A golden age of Yale College student life dawned in 1926, when the Yale faculty and the trustees voted to repeal the college rules requiring attendance at worship services. “For the first time in its two-and-a-quarter centuries of history, Yale holds its Sunday chapel services with no student present who does not come of his own free will,” President James Rowland Angell declared at the matriculation sermon in October. Freed of their Sunday morning obligations, many students began to leave the campus for the weekend—most often headed to New York City.
Probably no other repeal was so joyfully celebrated. Undergraduates of the 1920s had been required to turn up for chapel on Sunday and for short weekday services at 8 a.m. (This was generous compared with the mid-1800s, when the daily chapel bell rang at 6 a.m.) Only about six Sunday absences per year were allowed.
But by 1926, enrollment in Yale College had mushroomed with the return of World War I veterans and the addition of Sheffield Scientific School students; even with two daily services in Battell Chapel, there was not enough room. And as none of the other Yale schools had a similar compulsory attendance rule, it was felt that the situation could only improve if students attended chapel by choice.
For many, the choice was to get out of town. On weekends, wrote university historian George Pierson ’26, students “fled—elsewhere, anywhere, everywhere. Released by the abolition of the Sunday chapel requirement, seemingly the whole community left town. . . . In 1932, the Record published a cartoon showing the statue of President Woolsey on the campus rising, dropping his book, grabbing a suitcase, and rushing off for the weekend.”
The lure of New York City speakeasies, café society, and the Greenwich Village scene was irresistible. Young alums in the city helped to set the tone: the exploits of prankster Lucius Beebe ’26 and the cartoons of his classmate Peter Arno filled the pages of the New Yorker, and their crooner friend Rudy Vallée ’27 provided the soundtrack.
Ads in the Yale Daily News told students where to stay and what to wear on their outings. An ad from Langrock’s Fine Clothes at Elm and York recommended: “Weekending—For shore or country wear, four-piece Gold Models of exclusive tweeds tailored by Langrock afford a complete weekend ensemble.”
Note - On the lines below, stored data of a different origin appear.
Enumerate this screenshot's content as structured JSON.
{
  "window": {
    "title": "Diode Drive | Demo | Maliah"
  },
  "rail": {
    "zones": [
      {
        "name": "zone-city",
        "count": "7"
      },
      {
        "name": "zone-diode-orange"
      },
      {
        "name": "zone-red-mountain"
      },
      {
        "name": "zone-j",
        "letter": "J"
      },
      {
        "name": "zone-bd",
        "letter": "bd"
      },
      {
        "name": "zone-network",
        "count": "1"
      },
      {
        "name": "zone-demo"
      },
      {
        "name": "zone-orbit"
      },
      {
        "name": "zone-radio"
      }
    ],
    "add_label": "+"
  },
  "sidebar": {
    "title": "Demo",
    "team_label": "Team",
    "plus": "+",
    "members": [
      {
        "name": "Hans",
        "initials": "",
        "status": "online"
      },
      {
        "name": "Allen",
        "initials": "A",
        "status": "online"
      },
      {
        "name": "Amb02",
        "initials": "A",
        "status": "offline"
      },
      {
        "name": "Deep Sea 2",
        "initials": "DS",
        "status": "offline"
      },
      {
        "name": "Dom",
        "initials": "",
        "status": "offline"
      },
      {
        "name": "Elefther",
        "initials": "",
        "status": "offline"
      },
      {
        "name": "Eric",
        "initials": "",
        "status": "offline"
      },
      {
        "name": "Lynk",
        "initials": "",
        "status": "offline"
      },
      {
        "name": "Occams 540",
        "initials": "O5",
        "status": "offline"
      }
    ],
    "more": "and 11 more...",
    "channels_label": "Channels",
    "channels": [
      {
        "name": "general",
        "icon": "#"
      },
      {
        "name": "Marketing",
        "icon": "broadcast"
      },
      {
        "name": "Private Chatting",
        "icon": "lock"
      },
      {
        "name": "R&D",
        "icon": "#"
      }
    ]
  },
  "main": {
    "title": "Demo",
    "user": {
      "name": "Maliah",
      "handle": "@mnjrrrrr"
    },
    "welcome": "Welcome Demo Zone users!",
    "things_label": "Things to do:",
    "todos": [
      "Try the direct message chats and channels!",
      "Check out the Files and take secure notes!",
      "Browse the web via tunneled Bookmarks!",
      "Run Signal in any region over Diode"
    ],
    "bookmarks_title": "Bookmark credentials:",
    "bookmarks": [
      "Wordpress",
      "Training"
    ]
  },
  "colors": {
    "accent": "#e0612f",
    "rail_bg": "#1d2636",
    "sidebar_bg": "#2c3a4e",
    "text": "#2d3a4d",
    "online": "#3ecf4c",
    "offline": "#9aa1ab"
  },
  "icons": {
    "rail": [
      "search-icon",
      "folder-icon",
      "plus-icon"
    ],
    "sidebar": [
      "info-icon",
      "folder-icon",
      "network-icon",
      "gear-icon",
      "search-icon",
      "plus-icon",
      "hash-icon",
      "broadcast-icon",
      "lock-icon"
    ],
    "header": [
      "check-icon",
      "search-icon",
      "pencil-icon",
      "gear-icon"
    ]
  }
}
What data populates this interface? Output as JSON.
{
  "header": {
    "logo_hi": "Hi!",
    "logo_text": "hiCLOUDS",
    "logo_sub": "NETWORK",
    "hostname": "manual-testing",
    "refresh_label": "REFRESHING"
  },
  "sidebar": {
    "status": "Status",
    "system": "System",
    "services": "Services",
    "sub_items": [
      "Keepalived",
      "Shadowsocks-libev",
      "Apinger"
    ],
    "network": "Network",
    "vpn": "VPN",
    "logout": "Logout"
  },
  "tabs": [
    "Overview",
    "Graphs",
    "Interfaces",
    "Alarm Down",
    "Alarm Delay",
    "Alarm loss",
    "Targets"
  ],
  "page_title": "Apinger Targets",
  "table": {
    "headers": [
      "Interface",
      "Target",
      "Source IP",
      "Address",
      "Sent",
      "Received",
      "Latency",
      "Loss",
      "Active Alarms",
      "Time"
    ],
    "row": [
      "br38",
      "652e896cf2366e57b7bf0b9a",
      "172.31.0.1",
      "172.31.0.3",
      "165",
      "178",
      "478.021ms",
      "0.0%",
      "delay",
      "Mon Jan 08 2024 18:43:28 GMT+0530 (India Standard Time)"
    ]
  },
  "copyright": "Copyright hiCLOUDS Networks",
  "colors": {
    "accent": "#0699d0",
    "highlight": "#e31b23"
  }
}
Even the coming of the Great Depression in the fall of 1929 does not appear to have put a damper on weekending. But official Yale wasn’t happy about the trend. In 1930, President Angell called the weekend exodus “unquestionably damaging, both to Yale and to her students.” The administration encouraged the student body to work with them in “stopping the flow of students from New Haven” and to “discourage the spirit of restlessness,” leading to “week-end mindedness.” The News retorted that at the same time, administrators were encouraging off-campus activities by sending student groups to entertain alumni.
Forty years after the demise of daily chapel, Milton White ’36 included a conversation between two freshmen in his novel A Yale Man: “Mike continued spending his weekends in New York City. Pale and red-eyed, he returned to New Haven in the early hours on Monday morning, woke me, and sprawling on the window seat told me about the shows he’d seen . . . and about the Biltmore and his dates. ‘Debauchery and sex,’ I said to him enviously.”
A memorable feature of weekending in New York City was meeting one’s date “under the clock at the Biltmore,” a hotel adjacent to Grand Central Terminal. This was often a necessity when one had a blind date with a young woman from one of the “Seven Sisters” colleges or a “finishing school” in the Northeast. Patrons in the hotel’s Palm Court were entertained by the assemblage of raccoon and camel-hair coats sorting themselves out under its famous gold-figured clock. When the Biltmore was gutted and turned into an office building in 1981, the iconic clock was installed in the new lobby.
Looking back in 1955, Pierson evaluated the modernization of student life in the 1920s in his chapter “The Awakening Campus” in the book Yale College 1921–1937. The old Yale, he wrote, “had been noted for a certain New England rigor, and confidence of belief” and “conformity.” The most significant consequence of the changes, he wrote, was “the fact that for hours and days repeatedly, strenuous, competitive, self-confident Yale faced outward and mingled with the world.”